Until now, only ineffective “band aid” solutions that involve executive action (from George W. Bush during his term and Barack Obama during his) have made the situation of getting student visas slightly easier but it is, in the words of Ruiz, still “sub-optimal.”
For Ms. Nice, any compromise or seeming consensus on the issue of bi-partisanship for visas for STEM students is illusory.
“It doesn’t take much conversation for those of us who are working in this arena to come to a few certainties; when people talk about finding common ground, in reality, there really isn’t any common ground,” she said. “We have to be committed to solving this problem through compromise.
“When you look at the issue from the perspective of businesses and employers who are on a talent search and want to fill positions in the U.S., they go to accredited U.S. universities and are looking for people at the graduate level. And the fact is, somewhere around 40 percent of the people they interview in science and technology and math fields are going to be foreign-born students.”
According to Nice, everyone must look at the key elements of the issue from all the different perspectives and then sit down with the idea of solving the problem – not finding common ground.
For Mr. Costa, the issues are even more indistinct and complex. He agreed with other panelists that for the purposes of debate and discussion in the context of policymaking, achieving bi-partisanship consensus was “virtually meaningless.”
He said that if the premise is to keep more foreign graduate students in the U.S., that concern “assumes we have labor shortages in the STEM fields that we need to fill and that is a contested issue.” In addition Costa postulated that such an assumption takes for granted having more foreign STEM graduates stay in the U.S. labor market is a good thing.
“And that leads to another question of whether foreign STEM graduates are actually leaving the country. I’m not sure that’s the case,” he said. “Authoritative studies show that about 2/3 of that number are still here after 10 and 15 years.”
Universities often are at the intersection of important public policy issues and this is clearly an example of that phenomenon. With foreign students accounting for large numbers of university enrollees and a big infusion of cash, higher education has become one of the leading export businesses of the U.S.
“I do feel that we don’t have a national strategy or anything that comes close to a national strategy largely because we have not figured out what are the human capacities that we want to grow in our society and to what extent do foreign students play a role in that growth,” President Chodosh said, addressing the issue from an academic perspective.
“We shouldn’t be thinking of things in terms of just shortages. We should be thinking about how we grow a national capacity and not just to supply labor but for the kind of innovation that society needs that drives value.”

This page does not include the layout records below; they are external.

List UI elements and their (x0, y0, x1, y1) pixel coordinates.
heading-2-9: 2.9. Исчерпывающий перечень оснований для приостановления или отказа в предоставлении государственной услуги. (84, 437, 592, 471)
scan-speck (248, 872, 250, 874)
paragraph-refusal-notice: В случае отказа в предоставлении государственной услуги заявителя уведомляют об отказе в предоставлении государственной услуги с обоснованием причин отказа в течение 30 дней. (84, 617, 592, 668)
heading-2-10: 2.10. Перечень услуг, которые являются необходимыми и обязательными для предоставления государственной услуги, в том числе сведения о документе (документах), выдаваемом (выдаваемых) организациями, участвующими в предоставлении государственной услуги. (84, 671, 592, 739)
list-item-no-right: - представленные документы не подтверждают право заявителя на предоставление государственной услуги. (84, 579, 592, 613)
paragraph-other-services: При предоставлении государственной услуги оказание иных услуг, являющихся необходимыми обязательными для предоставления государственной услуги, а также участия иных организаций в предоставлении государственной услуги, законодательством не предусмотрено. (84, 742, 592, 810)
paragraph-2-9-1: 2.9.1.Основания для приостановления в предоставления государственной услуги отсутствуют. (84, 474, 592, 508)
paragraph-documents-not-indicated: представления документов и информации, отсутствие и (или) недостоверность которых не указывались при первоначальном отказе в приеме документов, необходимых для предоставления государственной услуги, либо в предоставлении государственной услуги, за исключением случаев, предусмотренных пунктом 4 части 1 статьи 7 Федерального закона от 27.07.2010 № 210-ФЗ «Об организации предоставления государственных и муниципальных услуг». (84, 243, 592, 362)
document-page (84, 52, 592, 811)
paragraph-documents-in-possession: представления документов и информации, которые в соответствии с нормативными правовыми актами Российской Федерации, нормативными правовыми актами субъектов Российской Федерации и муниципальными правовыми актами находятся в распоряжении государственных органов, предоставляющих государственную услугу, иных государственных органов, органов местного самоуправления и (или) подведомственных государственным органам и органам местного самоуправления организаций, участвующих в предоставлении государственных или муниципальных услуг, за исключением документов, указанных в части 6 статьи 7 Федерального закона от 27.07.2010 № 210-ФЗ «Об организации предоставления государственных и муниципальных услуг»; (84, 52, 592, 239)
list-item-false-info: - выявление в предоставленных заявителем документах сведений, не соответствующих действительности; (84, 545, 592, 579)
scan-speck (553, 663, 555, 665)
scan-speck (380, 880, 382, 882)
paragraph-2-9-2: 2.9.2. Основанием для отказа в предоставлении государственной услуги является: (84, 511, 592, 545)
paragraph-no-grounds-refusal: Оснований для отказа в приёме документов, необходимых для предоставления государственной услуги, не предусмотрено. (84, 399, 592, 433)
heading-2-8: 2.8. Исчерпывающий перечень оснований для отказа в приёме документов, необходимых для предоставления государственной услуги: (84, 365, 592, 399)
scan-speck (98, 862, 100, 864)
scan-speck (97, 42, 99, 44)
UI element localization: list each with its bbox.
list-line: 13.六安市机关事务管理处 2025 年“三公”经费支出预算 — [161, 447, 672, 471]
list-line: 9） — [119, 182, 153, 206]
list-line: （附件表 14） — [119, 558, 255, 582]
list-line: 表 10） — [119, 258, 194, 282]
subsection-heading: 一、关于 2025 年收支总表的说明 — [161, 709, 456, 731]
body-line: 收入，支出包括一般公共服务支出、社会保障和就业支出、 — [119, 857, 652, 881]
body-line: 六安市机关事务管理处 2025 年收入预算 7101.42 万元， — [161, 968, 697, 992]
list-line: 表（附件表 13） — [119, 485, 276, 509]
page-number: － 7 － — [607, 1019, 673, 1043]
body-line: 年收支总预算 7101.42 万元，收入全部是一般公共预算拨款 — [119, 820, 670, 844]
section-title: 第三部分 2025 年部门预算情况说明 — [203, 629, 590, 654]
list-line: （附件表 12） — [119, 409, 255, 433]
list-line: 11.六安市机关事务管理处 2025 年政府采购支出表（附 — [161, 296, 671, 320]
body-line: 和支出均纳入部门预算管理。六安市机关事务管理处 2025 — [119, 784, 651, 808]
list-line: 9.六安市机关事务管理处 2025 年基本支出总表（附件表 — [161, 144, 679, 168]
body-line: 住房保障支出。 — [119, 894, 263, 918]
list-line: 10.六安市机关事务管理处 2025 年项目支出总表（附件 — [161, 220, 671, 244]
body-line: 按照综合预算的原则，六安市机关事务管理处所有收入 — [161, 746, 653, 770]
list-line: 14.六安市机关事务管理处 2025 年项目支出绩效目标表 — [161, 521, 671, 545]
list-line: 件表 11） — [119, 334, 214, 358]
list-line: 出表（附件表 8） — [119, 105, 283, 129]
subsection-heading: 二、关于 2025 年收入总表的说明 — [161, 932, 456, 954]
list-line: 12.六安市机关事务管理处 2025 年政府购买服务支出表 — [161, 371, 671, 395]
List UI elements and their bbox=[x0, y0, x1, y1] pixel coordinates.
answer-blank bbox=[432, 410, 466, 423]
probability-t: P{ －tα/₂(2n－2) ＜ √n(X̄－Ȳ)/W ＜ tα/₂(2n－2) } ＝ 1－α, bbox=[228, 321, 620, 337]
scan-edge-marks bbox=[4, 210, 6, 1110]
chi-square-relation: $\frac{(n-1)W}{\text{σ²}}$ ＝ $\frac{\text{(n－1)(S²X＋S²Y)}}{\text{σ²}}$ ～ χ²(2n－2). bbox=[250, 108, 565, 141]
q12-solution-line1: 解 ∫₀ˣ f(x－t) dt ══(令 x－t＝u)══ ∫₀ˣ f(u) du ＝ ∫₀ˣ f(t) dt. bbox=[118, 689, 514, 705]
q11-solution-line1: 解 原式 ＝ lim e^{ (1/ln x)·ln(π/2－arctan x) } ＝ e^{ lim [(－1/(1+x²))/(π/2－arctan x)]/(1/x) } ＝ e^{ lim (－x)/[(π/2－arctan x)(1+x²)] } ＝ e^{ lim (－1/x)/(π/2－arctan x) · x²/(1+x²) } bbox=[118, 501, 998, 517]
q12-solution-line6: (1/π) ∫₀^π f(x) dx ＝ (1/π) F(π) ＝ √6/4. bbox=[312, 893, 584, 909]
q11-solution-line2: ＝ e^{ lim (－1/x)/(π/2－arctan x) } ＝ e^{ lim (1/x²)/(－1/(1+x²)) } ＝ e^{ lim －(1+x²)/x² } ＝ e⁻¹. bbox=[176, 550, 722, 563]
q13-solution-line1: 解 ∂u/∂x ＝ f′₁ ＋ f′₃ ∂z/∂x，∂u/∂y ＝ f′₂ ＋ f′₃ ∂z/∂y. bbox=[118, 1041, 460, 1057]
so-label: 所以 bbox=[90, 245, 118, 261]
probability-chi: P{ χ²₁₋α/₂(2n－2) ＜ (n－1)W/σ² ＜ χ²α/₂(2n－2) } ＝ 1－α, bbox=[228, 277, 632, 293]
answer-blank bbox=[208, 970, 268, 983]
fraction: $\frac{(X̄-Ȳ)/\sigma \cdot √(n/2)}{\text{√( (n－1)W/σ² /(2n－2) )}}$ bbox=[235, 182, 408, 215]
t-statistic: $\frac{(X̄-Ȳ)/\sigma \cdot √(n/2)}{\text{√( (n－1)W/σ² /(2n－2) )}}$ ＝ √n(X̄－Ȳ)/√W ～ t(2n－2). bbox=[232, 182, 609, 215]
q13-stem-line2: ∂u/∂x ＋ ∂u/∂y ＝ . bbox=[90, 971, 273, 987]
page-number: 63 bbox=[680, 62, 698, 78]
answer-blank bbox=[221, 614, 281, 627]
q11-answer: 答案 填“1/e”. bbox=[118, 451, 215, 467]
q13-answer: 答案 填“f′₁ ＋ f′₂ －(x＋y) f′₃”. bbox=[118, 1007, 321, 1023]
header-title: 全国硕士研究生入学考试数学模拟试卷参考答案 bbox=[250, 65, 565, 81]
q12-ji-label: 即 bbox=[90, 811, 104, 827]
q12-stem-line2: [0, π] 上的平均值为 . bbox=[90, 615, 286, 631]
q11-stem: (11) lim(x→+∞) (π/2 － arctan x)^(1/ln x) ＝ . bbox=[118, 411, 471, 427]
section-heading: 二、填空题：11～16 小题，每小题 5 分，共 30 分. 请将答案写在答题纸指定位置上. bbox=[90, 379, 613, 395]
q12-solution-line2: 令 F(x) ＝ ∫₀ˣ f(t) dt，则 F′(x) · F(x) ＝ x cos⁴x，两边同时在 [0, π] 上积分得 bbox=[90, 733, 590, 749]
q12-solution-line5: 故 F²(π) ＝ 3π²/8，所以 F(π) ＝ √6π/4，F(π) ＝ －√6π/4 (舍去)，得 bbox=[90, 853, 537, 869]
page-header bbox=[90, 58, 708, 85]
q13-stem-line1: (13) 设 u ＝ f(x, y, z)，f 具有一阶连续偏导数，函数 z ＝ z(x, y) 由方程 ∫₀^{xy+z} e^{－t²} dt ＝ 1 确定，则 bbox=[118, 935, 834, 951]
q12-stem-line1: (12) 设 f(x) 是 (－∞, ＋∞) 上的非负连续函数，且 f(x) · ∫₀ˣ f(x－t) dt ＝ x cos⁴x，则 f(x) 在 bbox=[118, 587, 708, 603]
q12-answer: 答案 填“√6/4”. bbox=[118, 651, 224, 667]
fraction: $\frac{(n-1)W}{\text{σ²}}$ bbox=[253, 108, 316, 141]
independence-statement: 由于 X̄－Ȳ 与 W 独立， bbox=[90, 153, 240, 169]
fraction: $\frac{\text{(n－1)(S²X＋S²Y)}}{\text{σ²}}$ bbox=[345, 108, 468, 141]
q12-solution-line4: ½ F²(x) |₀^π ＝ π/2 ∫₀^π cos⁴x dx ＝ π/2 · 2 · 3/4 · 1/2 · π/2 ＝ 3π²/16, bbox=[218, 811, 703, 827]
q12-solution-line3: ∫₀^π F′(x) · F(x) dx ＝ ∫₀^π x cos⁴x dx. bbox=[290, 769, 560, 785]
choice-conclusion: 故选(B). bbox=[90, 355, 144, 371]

Felicia Escobar, Special Assistant to the President for Immigration Policy and Barry Jackson, former political advisor to President George W. Bush and former chief of staff to Speaker of the U.S. House of Representatives John Boehner – in closing remarks – thanked the panel for shedding light on an important issue.
“It’s not easy,” Ms. Escobar said, “but it’s important for us to be having the dialogue and continuing the conversation as we try to get to a place where our immigration system is no longer broken but actually working for all kinds of folks.”